Although movies have long relied on half-cooked turkeys colored with motor oil, fruit made of plastic, and ice cream carved from Crisco, food in film is increasingly edible and even delicious.
“Everybody thinks it’s all shellacked,” said Colin Flynn, a New York-based chef and stylist who worked with food stylist Susan Spungen on the film "Julie and Julia."
“In the ’70s and ’80s it was more like that. Food looked more like Plasticine. Nowadays it’s almost always real food.”
For food stylists, most of whom began as cooks, it’s a welcome change.
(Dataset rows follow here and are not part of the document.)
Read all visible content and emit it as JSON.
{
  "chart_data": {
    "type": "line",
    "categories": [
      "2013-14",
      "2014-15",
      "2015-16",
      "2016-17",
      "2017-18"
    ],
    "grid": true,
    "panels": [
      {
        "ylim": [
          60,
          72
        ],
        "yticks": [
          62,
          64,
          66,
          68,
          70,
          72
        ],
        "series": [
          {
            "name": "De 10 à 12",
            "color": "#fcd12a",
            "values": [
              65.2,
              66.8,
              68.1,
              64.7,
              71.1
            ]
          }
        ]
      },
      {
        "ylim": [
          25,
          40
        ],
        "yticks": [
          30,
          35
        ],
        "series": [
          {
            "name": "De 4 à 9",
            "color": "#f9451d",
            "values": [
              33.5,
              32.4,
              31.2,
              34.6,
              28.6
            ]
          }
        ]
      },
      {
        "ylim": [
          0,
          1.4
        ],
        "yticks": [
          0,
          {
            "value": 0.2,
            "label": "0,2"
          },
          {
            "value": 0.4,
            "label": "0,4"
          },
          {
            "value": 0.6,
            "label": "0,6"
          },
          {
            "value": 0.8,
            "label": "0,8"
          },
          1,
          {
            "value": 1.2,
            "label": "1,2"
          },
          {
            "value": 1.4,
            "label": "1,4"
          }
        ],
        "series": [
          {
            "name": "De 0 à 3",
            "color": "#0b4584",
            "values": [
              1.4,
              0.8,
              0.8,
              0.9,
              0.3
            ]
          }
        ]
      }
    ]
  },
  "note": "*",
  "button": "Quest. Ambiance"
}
It’s also good for audiences, who have become more sophisticated about food and expect more realistic images. And directors believe that well-prepared food can improve the actors’ performances and the look of the final scene.
“The challenge always is making it seem delicious and hyper-real,” said John Lyons, president of production for Focus Features. “If it doesn’t look hyper-real, it doesn’t work in the movie.” That means a dish needs to be fresh-looking and well-prepared to begin with, and then enhanced with a bit of oil here and a little fake steam there.
There are a thousand little ways to make it easy on the actors.. Parsley needs to be used sparingly so it doesn’t get stuck in teeth. Toast can’t be so toasty that it crunches too loudly. Low-fat options like apple slices need to be tucked on top of a high-calorie dish that an actor has to nibble on repeatedly.
Of course, there are plenty of times a food stylist has to employ tricks. Cherry pies are filled with mashed potatoes, poultry is partly roasted and painted with Kitchen Bouquet, glycerin and water make beads of sweat on glasses, and ice cream is wrapped around dry-ice nuggets so it won’t melt.
When Amy Adams, who plays blogger Julie Powell in the movie, drops a fruit Bavarian on the sidewalk, she is actually dropping a special breakaway mold filled with whipped cream and raspberry purée. And the stuffing in a chicken that she drops on her kitchen floor had to be doused in heavy cream so it splatted properly.
On the set of “Julie & Julia,” the lobsters posed a special challenge. Ms. Adams appears to plunge two live lobsters into a pot of steaming water. The steam is actually a cool mist, and just off camera representatives from the American Humane Association monitored the creatures’ health.
All of the effort paid off, Ms. Powell said. “The food is so much prettier than anything I ever made,” she said. “It’s like other aspects of watching your stuff go into the movie. It’s all much prettier than me.”